The property will be donated. “Since we received public money for this, we're not going to sell it. When the time comes, we will donate it to the county and deed it over,” he said.

The land is among the most valuable, least disturbed remnants of northwest Ohio's historic Great Black Swamp. Much of the region was under water as recently as the 1800s, but was tiled and drained. Hundreds of acres of wetlands were destroyed, but some of the nation's most productive farmland has emerged.

The nature preserve, a marshy area filled with old-growth trees, is one of the few sites never drained. The 80 acres the conservancy bought were part of a 400-acre farm the Forrest family owned since the late 1950s, according to the former owner's son, Clair Forrest, Jr. “I practically lived in those woods” as a youth, he recalled.

His mother, Martha Ann Forrest, said it was her husband's dream to keep the land in its natural state. “We worked hard to keep it that way,” she said.

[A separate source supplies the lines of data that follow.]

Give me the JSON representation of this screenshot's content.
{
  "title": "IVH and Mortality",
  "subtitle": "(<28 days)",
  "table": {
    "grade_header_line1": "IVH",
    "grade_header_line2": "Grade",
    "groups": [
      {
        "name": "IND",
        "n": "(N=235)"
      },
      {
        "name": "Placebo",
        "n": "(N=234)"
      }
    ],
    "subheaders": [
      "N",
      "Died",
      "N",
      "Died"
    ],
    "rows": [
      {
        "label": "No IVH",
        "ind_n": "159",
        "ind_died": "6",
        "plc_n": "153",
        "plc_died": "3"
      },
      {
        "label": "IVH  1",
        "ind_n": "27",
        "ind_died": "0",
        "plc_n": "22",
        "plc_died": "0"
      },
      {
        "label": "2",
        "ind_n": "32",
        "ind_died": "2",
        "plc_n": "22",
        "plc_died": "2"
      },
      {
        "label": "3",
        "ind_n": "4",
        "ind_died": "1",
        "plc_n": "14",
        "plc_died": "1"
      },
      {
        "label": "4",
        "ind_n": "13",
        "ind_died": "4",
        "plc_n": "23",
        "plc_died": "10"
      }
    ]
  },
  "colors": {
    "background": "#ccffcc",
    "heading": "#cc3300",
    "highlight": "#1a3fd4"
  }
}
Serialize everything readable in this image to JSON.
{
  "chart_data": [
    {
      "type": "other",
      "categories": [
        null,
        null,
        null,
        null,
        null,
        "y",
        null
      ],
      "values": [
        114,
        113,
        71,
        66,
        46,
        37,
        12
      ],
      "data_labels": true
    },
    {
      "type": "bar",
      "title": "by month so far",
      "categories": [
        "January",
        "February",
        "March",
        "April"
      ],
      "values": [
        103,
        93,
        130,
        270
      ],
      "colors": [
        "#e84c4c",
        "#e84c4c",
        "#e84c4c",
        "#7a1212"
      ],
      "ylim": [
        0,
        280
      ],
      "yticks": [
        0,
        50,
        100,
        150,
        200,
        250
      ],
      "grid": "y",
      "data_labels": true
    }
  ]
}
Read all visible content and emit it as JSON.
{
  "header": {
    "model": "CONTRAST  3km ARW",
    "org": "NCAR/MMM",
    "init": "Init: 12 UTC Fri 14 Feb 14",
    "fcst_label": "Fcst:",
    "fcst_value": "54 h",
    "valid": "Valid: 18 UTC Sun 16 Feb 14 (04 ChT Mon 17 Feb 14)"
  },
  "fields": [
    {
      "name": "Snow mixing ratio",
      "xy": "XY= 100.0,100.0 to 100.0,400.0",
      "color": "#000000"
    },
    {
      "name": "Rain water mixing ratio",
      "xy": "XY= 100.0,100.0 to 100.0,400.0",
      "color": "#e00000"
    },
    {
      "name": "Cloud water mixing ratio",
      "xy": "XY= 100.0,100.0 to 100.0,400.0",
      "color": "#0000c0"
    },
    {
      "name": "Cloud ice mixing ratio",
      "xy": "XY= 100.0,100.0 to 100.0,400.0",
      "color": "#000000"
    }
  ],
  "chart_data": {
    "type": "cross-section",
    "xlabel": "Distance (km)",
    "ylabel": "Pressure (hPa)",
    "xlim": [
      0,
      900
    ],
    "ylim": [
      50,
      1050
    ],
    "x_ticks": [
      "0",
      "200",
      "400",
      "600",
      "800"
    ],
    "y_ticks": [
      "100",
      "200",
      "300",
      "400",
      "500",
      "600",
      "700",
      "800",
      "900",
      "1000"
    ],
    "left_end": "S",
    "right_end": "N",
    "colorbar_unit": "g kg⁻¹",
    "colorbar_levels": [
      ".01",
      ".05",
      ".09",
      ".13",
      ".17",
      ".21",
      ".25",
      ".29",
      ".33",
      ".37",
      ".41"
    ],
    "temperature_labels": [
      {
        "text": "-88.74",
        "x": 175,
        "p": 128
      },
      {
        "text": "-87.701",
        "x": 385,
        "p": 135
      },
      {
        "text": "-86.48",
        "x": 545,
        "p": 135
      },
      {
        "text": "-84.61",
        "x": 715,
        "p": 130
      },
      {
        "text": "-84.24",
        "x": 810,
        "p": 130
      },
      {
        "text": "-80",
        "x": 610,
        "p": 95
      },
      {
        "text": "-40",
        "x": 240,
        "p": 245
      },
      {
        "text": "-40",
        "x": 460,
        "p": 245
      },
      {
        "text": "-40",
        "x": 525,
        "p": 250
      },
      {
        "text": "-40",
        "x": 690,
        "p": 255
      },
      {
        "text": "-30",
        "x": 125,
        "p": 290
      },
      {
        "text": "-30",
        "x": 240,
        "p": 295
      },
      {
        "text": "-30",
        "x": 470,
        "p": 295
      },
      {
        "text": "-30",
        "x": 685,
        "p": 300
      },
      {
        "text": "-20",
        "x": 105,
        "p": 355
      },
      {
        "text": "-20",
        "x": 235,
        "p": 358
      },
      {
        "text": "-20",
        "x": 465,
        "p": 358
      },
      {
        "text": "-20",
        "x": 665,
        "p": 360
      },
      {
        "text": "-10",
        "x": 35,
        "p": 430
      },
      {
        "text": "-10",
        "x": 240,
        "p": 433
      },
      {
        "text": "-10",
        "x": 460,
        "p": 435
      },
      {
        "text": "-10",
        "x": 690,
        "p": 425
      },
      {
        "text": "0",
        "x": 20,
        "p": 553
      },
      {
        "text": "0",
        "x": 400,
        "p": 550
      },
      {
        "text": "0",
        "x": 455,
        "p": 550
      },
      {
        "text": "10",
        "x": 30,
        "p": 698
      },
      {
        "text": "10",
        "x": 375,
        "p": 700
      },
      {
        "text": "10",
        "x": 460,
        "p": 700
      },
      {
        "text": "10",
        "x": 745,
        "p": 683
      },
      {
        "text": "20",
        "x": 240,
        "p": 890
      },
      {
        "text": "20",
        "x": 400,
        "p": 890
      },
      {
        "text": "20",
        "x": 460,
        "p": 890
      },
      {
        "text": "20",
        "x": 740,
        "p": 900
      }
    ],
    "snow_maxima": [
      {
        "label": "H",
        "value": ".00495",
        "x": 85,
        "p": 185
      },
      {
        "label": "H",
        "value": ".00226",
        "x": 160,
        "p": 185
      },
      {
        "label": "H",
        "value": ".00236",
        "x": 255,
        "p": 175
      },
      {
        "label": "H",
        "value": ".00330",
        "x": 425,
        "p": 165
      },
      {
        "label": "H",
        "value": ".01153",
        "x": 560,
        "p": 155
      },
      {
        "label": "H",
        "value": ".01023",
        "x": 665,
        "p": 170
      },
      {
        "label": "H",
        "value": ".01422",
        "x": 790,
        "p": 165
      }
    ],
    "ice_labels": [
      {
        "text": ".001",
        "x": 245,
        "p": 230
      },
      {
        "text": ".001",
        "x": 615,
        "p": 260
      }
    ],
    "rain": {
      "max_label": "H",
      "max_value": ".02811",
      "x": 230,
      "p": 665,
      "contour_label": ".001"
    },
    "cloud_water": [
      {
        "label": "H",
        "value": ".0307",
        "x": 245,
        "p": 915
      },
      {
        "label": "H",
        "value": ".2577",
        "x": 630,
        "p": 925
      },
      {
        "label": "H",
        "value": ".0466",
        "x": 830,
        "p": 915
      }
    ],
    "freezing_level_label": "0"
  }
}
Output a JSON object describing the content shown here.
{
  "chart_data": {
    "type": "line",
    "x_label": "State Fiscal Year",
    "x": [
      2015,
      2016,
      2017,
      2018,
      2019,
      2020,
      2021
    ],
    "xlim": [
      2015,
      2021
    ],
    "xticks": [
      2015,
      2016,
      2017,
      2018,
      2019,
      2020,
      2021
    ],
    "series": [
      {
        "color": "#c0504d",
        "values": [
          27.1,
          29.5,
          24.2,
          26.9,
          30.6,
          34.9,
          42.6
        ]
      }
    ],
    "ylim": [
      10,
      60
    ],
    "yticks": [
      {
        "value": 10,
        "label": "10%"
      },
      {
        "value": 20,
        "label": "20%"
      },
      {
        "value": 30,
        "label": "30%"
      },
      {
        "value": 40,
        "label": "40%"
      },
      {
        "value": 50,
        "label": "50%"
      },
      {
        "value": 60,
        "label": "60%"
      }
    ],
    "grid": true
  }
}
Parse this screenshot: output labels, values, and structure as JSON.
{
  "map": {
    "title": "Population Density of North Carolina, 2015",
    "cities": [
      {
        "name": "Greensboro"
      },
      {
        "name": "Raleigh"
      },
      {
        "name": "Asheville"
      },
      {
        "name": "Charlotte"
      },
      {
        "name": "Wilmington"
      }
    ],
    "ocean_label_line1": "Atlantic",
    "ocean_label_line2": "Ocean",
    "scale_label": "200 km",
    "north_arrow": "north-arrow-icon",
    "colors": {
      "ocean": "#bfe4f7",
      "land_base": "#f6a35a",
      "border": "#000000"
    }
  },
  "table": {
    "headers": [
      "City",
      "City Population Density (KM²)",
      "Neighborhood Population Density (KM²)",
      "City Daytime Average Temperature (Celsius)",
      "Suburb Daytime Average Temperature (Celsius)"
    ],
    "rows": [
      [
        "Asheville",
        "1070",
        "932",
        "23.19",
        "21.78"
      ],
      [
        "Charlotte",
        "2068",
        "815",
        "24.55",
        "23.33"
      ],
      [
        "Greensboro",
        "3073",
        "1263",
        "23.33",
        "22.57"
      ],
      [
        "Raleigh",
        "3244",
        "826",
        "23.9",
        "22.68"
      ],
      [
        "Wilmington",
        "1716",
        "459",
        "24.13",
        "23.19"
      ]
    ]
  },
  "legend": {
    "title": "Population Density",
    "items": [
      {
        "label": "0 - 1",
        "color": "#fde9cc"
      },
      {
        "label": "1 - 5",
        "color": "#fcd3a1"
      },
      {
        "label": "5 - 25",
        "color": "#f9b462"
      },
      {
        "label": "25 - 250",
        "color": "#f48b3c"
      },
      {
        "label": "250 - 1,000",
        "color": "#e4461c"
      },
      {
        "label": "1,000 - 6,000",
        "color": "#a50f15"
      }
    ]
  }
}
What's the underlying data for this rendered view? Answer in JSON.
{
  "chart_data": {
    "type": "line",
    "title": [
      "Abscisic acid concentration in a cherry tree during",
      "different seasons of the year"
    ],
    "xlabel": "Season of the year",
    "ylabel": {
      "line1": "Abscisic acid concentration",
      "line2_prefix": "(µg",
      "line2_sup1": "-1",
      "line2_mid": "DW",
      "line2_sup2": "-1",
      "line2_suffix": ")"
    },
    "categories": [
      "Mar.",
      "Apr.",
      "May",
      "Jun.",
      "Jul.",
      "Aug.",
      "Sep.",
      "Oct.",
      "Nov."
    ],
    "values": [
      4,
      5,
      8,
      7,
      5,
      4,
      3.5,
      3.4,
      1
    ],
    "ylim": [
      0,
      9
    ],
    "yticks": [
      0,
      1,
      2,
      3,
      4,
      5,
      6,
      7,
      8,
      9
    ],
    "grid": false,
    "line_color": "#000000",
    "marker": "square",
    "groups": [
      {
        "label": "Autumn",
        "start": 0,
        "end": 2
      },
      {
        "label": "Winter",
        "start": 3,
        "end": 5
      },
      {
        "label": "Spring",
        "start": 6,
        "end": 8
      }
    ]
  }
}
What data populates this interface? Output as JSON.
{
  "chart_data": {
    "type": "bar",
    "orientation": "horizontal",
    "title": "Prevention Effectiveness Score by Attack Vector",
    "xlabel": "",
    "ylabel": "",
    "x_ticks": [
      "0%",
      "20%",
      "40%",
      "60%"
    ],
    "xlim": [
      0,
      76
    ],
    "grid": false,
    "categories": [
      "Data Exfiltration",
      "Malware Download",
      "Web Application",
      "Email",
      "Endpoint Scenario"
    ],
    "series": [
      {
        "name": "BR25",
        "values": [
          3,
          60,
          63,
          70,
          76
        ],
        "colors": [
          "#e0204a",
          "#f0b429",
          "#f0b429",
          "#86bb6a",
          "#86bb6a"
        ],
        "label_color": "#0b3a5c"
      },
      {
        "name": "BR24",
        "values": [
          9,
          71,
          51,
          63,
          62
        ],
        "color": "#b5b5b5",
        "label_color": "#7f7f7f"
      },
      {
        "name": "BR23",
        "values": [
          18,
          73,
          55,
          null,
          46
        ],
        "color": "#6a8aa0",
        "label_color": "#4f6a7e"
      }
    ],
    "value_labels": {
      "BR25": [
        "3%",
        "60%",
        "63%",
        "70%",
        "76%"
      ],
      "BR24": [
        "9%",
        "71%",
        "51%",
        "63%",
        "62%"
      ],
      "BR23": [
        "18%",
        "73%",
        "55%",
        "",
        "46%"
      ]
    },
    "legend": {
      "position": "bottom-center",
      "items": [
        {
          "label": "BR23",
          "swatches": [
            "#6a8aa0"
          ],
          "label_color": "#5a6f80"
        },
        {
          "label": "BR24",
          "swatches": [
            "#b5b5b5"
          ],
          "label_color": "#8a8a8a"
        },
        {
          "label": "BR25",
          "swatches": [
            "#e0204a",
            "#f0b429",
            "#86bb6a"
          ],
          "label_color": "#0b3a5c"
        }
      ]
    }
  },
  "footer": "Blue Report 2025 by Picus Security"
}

The site is a favorite of one of nature's most graceful creatures, the great blue heron. The preserve hosts a heron rookery, as well as wild turkeys, deer, raccoons, rare types of turtles and salamanders, and rare and endangered plants and flowers.

Marshal Moser, who first came in contact with it while doing inventories for the Ohio Department of Natural Resources, said it is certainly ranks among the most ecologically-diverse spots in northwest Ohio, if not the whole state.

“In terms of diversity of plants and animals, it may be the best remnant [of the Great Black Swamp],” said Mr. Moser, a wildlife biologist who's done such inventories throughout the Midwest for more than 30 years. A former state director of the Nature Conservancy, he owns a biological consulting firm called EcoServices of Lima, Ohio.

In a letter he wrote in support of the Black Swamp Conservancy's application for money from the Clean Ohio Fund, he told state officials the property has more than 550 species of plants and animals. “Of these, over a dozen are variously listed by the state of Ohio as rare, threatened, or endangered,” he wrote.

Mr. Dunakin, a former deputy county engineer, is among those excited about the possibilities. He has visited the site with his wife, Micki, an avid birder. “It's almost like you're back in pioneer days. The wildness kind of takes over,” he said.